Bila dibedakan menurut fungsinya, ada delapan tipe dari bendungan antara lain :

  1. Bendungan pengelak pendahuluan yaitu bendungan yang awalnya didirikan di sungai ketika debit air rendah supaya lokasi di mana bendungan pengelak akan dibangun kering terlebih dahulu sehingga memungkinkan pembuatan konstruksi secara teknis.
  2. Bendungan pengelak adalah bendungan yang berfungsi untuk mengelakkan aliran air, di mana bendungan ini dibuat setelah proses pembuatan bendungan pengelak pendahuluan selesai.
  3. Bendungan utama yakni bendungan yang dirancang sedemikian rupa untuk memenuhi suatu tujuan tertentu.
  4. Bendungan sisi ialah bendungan yang berguna untuk mendukung peran dari bendungan utama, di mana bendungan ini terletak di sisi sebelah kiri dan kanan bendungan utama.
  5. Bendungan di tempat rendah adalah bendungan yang dibangun untuk mencegah keluarnya air dari waduk agar tidak mengalir ke lingkungan sekitar. Bendungan ini biasanya berada di tepi waduk yang terletak cukup jauh dari bendungan utama.
  6. Bendungan tanggul ialah bendungan yang juga berfungsi untuk membantu kegunaan bendungan utama. Bendungan ini dibuat di sisi kiri atau kanan bendungan utama dengan jarak yang cukup jauh, serta memiliki ukuran tinggi 5 m dan panjang 5 kali tingginya.
  7. Bendungan limbah industri yakni bendungan yang berguna untuk menahan lembah cair yang berasal dari industri. Bentuk dari bendungan ini berupa timbunan yang dibangun secara bertahap.

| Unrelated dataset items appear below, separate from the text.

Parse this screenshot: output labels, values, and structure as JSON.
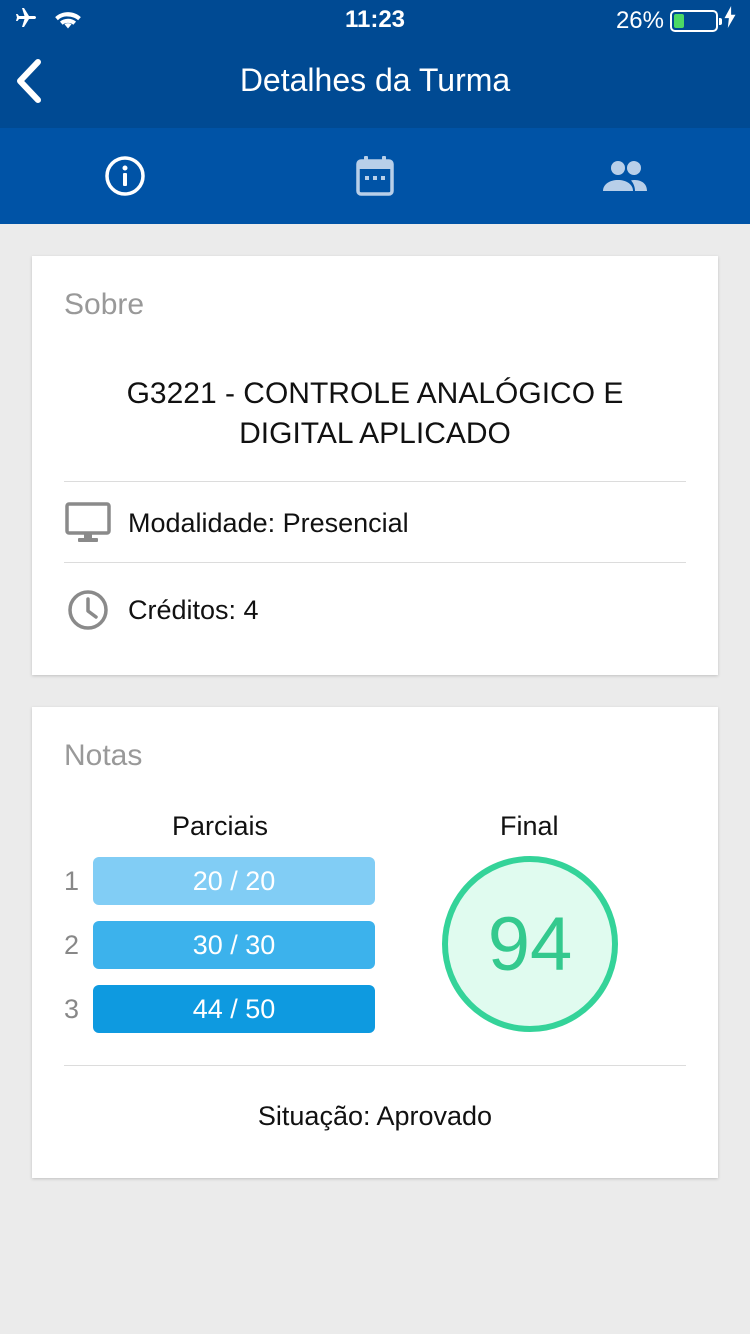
{
  "status_bar": {
    "time": "11:23",
    "battery_percent": "26%",
    "battery_level": 0.26,
    "icons": [
      "airplane-icon",
      "wifi-icon",
      "battery-icon",
      "charging-bolt-icon"
    ]
  },
  "nav": {
    "title": "Detalhes da Turma",
    "back_icon": "chevron-left-icon"
  },
  "tabs": [
    {
      "icon": "info-icon",
      "active": true
    },
    {
      "icon": "calendar-icon",
      "active": false
    },
    {
      "icon": "people-icon",
      "active": false
    }
  ],
  "about": {
    "heading": "Sobre",
    "course_title": "G3221 - CONTROLE ANALÓGICO E DIGITAL APLICADO",
    "modality": "Modalidade: Presencial",
    "credits": "Créditos: 4"
  },
  "grades": {
    "heading": "Notas",
    "partials_label": "Parciais",
    "final_label": "Final",
    "partials": [
      {
        "index": "1",
        "value": "20 / 20",
        "color": "#81cdf5"
      },
      {
        "index": "2",
        "value": "30 / 30",
        "color": "#3cb2ec"
      },
      {
        "index": "3",
        "value": "44 / 50",
        "color": "#0e9ae0"
      }
    ],
    "final_value": "94",
    "situation": "Situação: Aprovado"
  },
  "colors": {
    "header_blue": "#004a93",
    "tab_blue": "#0053a6",
    "final_green": "#34d399"
  }
}
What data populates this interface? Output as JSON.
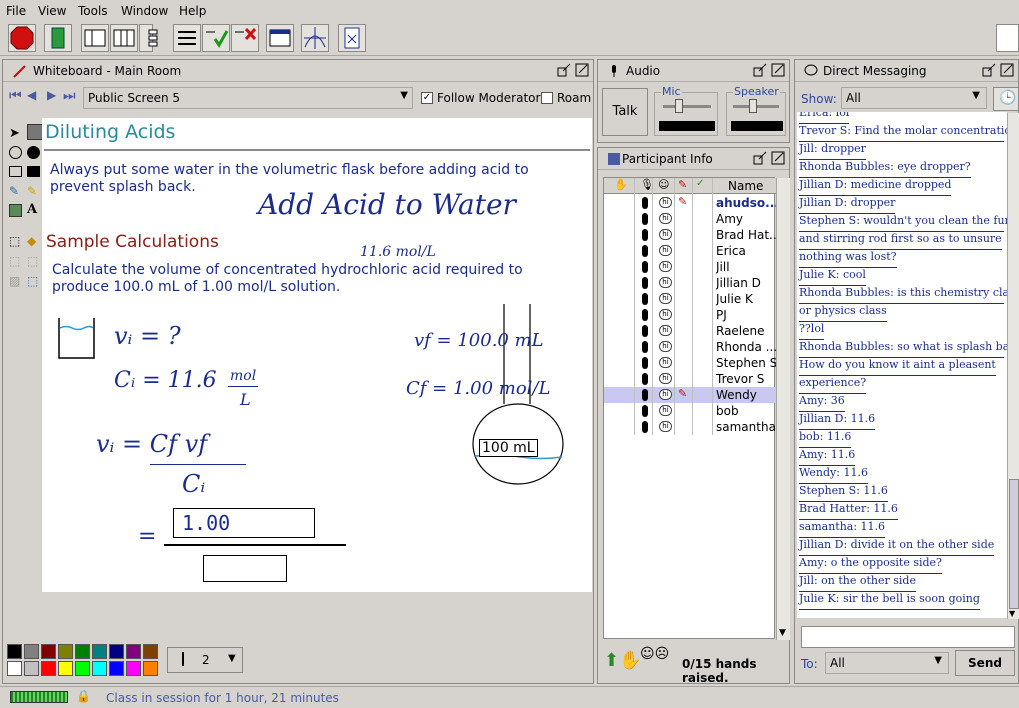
{
  "menu": [
    "File",
    "View",
    "Tools",
    "Window",
    "Help"
  ],
  "whiteboard": {
    "title": "Whiteboard - Main Room",
    "screen_select": "Public Screen 5",
    "follow_moderator": "Follow Moderator",
    "roam": "Roam",
    "heading": "Diluting Acids",
    "line1": "Always put some water in the volumetric flask before adding acid to",
    "line2": "prevent splash back.",
    "handwritten_title": "Add Acid to Water",
    "subheading": "Sample Calculations",
    "calc1": "Calculate the volume of concentrated hydrochloric acid required to",
    "calc2": "produce 100.0 mL of 1.00 mol/L solution.",
    "note_conc": "11.6 mol/L",
    "vi": "vᵢ = ?",
    "ci": "Cᵢ = 11.6",
    "ci_unit_top": "mol",
    "ci_unit_bot": "L",
    "vf": "vf = 100.0 mL",
    "cf": "Cf = 1.00 mol/L",
    "eq_num": "vᵢ = Cf vf",
    "eq_den": "Cᵢ",
    "box_value": "1.00",
    "equals": "=",
    "flask_label": "100 mL",
    "line_width": "2"
  },
  "audio": {
    "title": "Audio",
    "talk": "Talk",
    "mic": "Mic",
    "speaker": "Speaker"
  },
  "participants": {
    "title": "Participant Info",
    "col_name": "Name",
    "names": [
      "ahudso...",
      "Amy",
      "Brad Hat...",
      "Erica",
      "Jill",
      "Jillian D",
      "Julie K",
      "PJ",
      "Raelene",
      "Rhonda ...",
      "Stephen S",
      "Trevor S",
      "Wendy",
      "bob",
      "samantha"
    ],
    "hands": "0/15 hands raised."
  },
  "messaging": {
    "title": "Direct Messaging",
    "show_label": "Show:",
    "show_value": "All",
    "to_label": "To:",
    "to_value": "All",
    "send": "Send",
    "lines": [
      "Erica: lol",
      "Trevor S: Find the molar concentration?",
      "Jill: dropper",
      "Rhonda Bubbles: eye dropper?",
      "Jillian D: medicine dropped",
      "Jillian D: dropper",
      "Stephen S: wouldn't you clean the funnel",
      "and stirring rod first so as to unsure",
      "nothing was lost?",
      "Julie K: cool",
      "Rhonda Bubbles: is this chemistry class",
      "or physics class",
      "??lol",
      "Rhonda Bubbles: so what is splash back?",
      "How do you know it aint a pleasent",
      "experience?",
      "Amy: 36",
      "Jillian D: 11.6",
      "bob: 11.6",
      "Amy: 11.6",
      "Wendy: 11.6",
      "Stephen S: 11.6",
      "Brad Hatter: 11.6",
      "samantha: 11.6",
      "Jillian D: divide it on the other side",
      "Amy: o the opposite side?",
      "Jill: on the other side",
      "Julie K: sir the bell is soon going"
    ]
  },
  "status": "Class in session for 1 hour, 21 minutes",
  "colors": {
    "accent_teal": "#2a8a9a",
    "heading_red": "#8a1c10",
    "text_blue": "#1c2c8c",
    "selected_row": "#c8c8f0"
  }
}
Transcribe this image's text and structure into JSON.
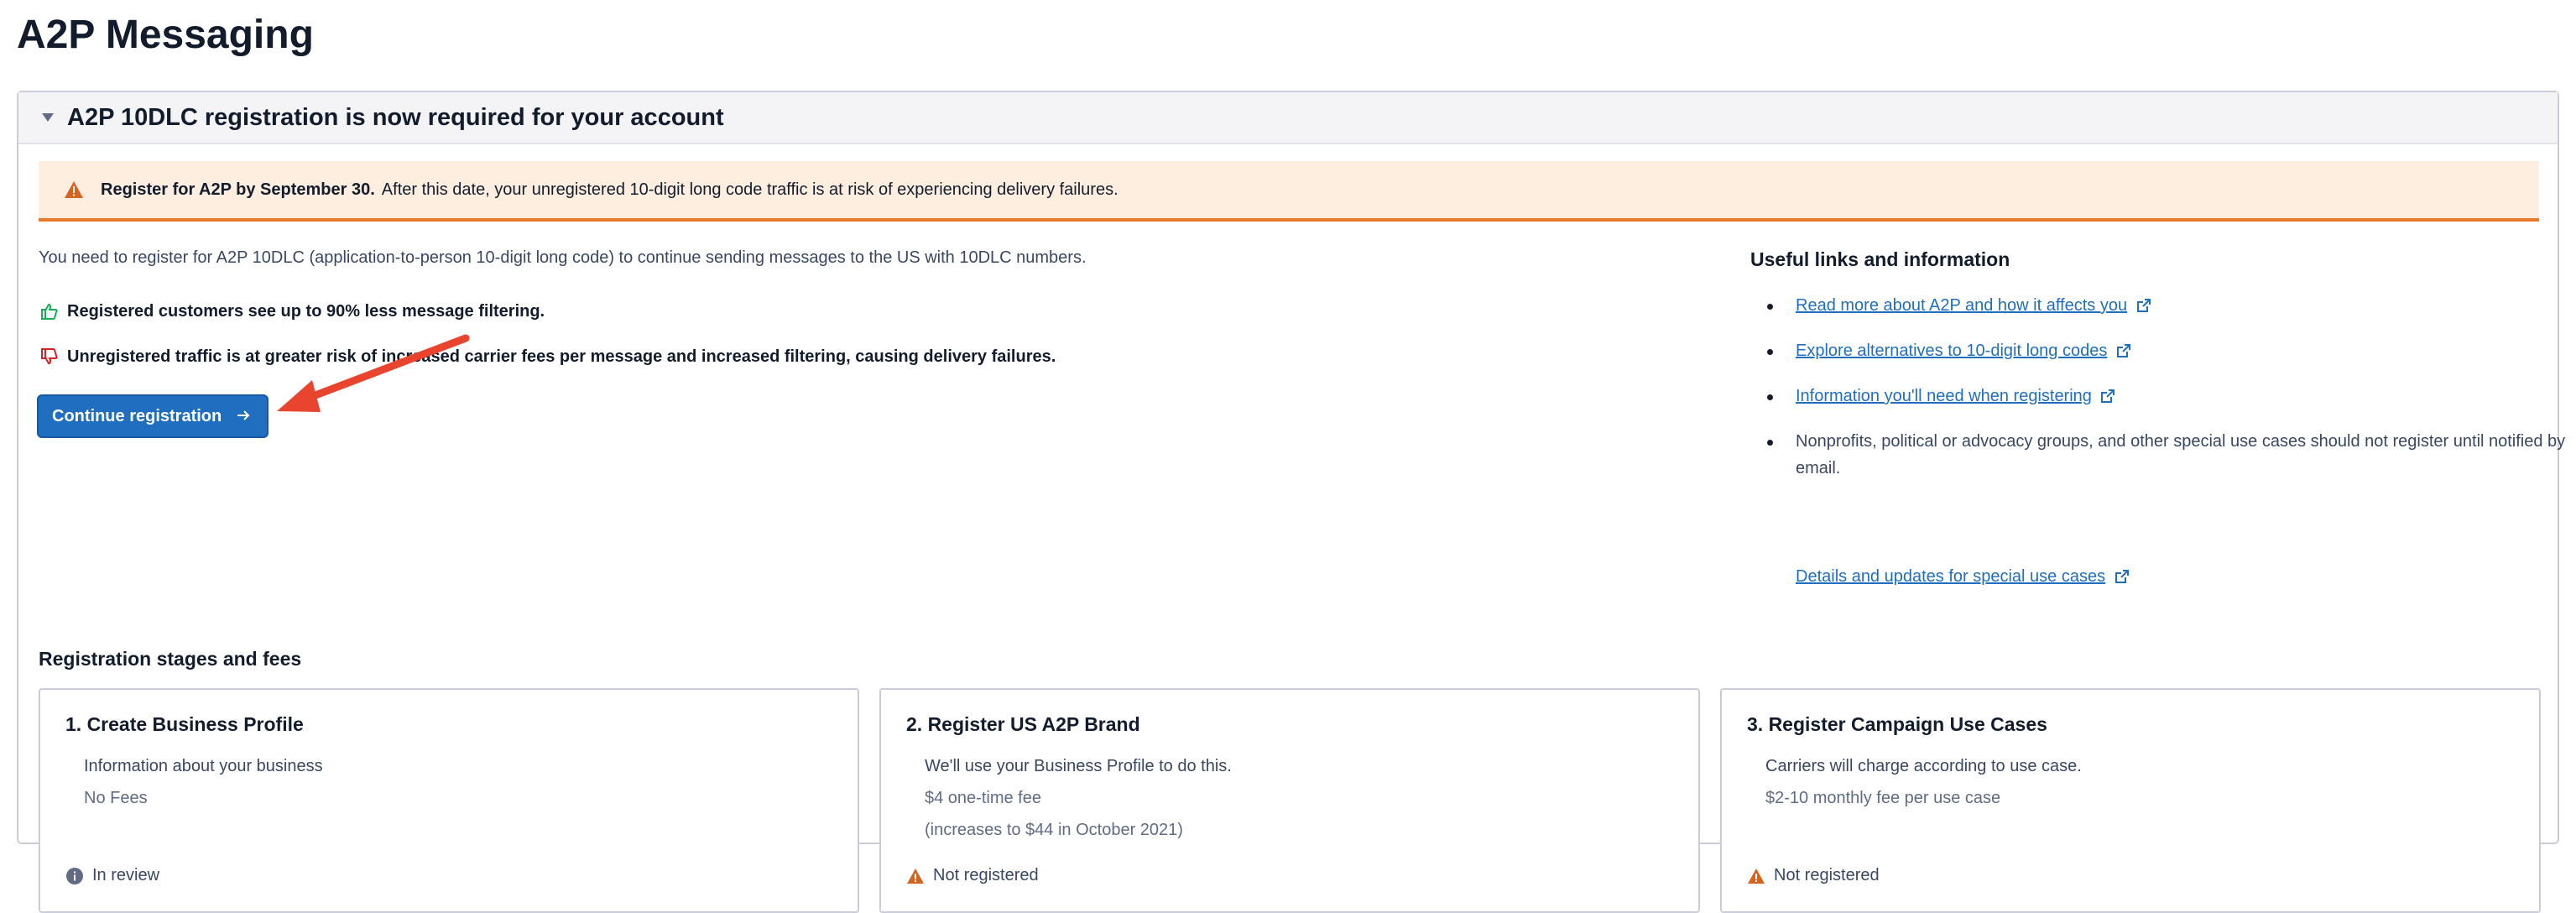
{
  "page": {
    "title": "A2P Messaging"
  },
  "panel": {
    "title": "A2P 10DLC registration is now required for your account"
  },
  "alert": {
    "bold": "Register for A2P by September 30.",
    "text": "After this date, your unregistered 10-digit long code traffic is at risk of experiencing delivery failures."
  },
  "intro": "You need to register for A2P 10DLC (application-to-person 10-digit long code) to continue sending messages to the US with 10DLC numbers.",
  "pro": "Registered customers see up to 90% less message filtering.",
  "con": "Unregistered traffic is at greater risk of increased carrier fees per message and increased filtering, causing delivery failures.",
  "continue_button": {
    "label": "Continue registration",
    "icon": "arrow-right-icon"
  },
  "links": {
    "title": "Useful links and information",
    "items": [
      {
        "label": "Read more about A2P and how it affects you"
      },
      {
        "label": "Explore alternatives to 10-digit long codes"
      },
      {
        "label": "Information you'll need when registering"
      }
    ],
    "note": "Nonprofits, political or advocacy groups, and other special use cases should not register until notified by email.",
    "note_link": "Details and updates for special use cases"
  },
  "stages": {
    "title": "Registration stages and fees",
    "cards": [
      {
        "title": "1. Create Business Profile",
        "desc": "Information about your business",
        "fee": "No Fees",
        "fee2": "",
        "status": "In review",
        "status_icon": "info-icon"
      },
      {
        "title": "2. Register US A2P Brand",
        "desc": "We'll use your Business Profile to do this.",
        "fee": "$4 one-time fee",
        "fee2": "(increases to $44 in October 2021)",
        "status": "Not registered",
        "status_icon": "warning-icon"
      },
      {
        "title": "3. Register Campaign Use Cases",
        "desc": "Carriers will charge according to use case.",
        "fee": "$2-10 monthly fee per use case",
        "fee2": "",
        "status": "Not registered",
        "status_icon": "warning-icon"
      }
    ]
  },
  "colors": {
    "accent": "#1f6ebf",
    "warning": "#e8792b",
    "alert_bg": "#fdeee0",
    "annotation_arrow": "#e8442e"
  }
}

  8. Bendungan pertambangan yaitu bendungan yang mempunyai kegunaan sebagai penahan hasil galian pertambangan. Pada umumnya, bendungan ini dibuat dengan memanfaatkan material yang ada di sekitar area pertambangan dan dibentuk menyerupai timbunan secara bertahap.
  9. Jalan Air

Sementara itu, pembagian bendungan berdasarkan jalan air terdiri dari bendungan untuk dilewati air dan bendungan untuk menahan air. Suatu bendungan bisa dikatakan sebagai bendungan untuk dilewati air apabila bendungan tersebut memang sengaja dibangun untuk dilewati air. sebagai contoh yaitu bendungan yang terdapat pada bangunan pelimpah. Sedangkan bendungan untuk menahan air adalah bendungan yang berfungsi untuk menahan air serta sama sekali tidak boleh dilewati air.